In this work we detail a method for global yield prediction, capitalizing on industry-scale ELN data, which can be used to significantly raise discovery productivity in industries synthesizing novel compounds, by avoiding failed reactions and recommending reagents for single and parallel synthesis experiments. This method was validated using prospective, experimental, and nested cross validations, including a benchmark of BEE on a regression task using an open-source high-quality dataset, where it greatly outperforms a state-of-the-art technique, corroborating our argument that inclusion of impactful condition information is critical.
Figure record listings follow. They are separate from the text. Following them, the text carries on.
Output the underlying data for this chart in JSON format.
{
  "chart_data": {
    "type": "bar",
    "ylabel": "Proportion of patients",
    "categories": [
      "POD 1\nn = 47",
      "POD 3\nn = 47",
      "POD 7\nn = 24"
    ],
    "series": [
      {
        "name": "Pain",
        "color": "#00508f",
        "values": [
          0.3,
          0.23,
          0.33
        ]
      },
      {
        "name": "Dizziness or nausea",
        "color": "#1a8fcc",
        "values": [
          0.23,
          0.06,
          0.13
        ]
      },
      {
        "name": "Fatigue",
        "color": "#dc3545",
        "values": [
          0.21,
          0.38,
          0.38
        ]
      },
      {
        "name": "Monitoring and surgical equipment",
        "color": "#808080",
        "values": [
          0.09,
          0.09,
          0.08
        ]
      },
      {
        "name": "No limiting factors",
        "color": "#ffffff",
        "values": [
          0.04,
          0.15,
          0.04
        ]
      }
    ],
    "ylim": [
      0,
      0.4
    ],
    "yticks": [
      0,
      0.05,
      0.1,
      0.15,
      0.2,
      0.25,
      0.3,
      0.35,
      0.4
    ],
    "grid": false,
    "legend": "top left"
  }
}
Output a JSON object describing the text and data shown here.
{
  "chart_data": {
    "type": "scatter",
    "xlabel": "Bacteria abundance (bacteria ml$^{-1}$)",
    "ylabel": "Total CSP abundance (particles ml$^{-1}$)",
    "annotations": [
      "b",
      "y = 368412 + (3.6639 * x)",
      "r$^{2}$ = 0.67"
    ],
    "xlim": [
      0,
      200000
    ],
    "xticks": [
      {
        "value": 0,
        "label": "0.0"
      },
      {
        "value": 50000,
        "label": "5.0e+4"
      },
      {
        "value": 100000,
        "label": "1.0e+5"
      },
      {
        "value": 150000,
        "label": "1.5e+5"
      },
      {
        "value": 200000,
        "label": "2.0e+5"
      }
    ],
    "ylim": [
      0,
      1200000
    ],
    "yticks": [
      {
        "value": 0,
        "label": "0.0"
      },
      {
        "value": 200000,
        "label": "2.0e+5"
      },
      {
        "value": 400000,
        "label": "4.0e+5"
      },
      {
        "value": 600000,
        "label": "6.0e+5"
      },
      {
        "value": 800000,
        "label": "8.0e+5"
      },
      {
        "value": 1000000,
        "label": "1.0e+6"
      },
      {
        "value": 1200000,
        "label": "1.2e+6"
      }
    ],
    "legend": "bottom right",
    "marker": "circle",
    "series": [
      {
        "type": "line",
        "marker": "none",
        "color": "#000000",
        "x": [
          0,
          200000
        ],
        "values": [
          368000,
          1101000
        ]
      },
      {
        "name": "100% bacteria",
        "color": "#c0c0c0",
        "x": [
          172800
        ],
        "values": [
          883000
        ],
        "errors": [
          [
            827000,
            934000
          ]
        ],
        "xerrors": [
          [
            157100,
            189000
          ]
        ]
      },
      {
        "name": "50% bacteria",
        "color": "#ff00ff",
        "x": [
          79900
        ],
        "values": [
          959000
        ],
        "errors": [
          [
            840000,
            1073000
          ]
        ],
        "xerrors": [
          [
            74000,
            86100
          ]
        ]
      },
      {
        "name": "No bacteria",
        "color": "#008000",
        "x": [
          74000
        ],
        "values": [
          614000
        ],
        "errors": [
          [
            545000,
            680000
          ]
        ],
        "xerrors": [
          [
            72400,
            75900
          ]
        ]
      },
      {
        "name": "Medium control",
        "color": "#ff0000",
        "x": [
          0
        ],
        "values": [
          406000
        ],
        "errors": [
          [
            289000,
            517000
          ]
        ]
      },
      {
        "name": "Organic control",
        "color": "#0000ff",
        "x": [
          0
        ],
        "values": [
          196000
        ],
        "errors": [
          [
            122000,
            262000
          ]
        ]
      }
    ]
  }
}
This formulation also enables future growth opportunities as it benefits from any additional synthesis and condition data that becomes available over time, as the produced data becomes more refined and structured.

Study limitations and future work

In this study we present a binary classification global model with a useful confidence score, as well as a high-performance regression local model. The detailed approach enables chemists to avoid very low yield reactions and can act as a reagent recommender for single and parallel experiments through reagent combination ranking. However, to realize its full applicability potential, the model will have to be able to perform global regression tasks or at least a multi class classification task, e.g. being able to differentiate between 5%, 25%, 55%, 85% yield, such that it can be used for yield optimization use cases via the formulation of different reactant-reagent and conditions combinations. However, as indicated previously, the creation of a high performing global regression model requires greatly increased data quality and the inclusion of all useful procedure information signal. To achieve this, techniques which can parse procedure text into a structured format or encode it into the embedding will likely be significant. Additionally, techniques to identify and recommend which data production exercises are needed to bring the most performance with the least amount of data will also be important in the pursuit of a high-performance global regression/multi-classification model.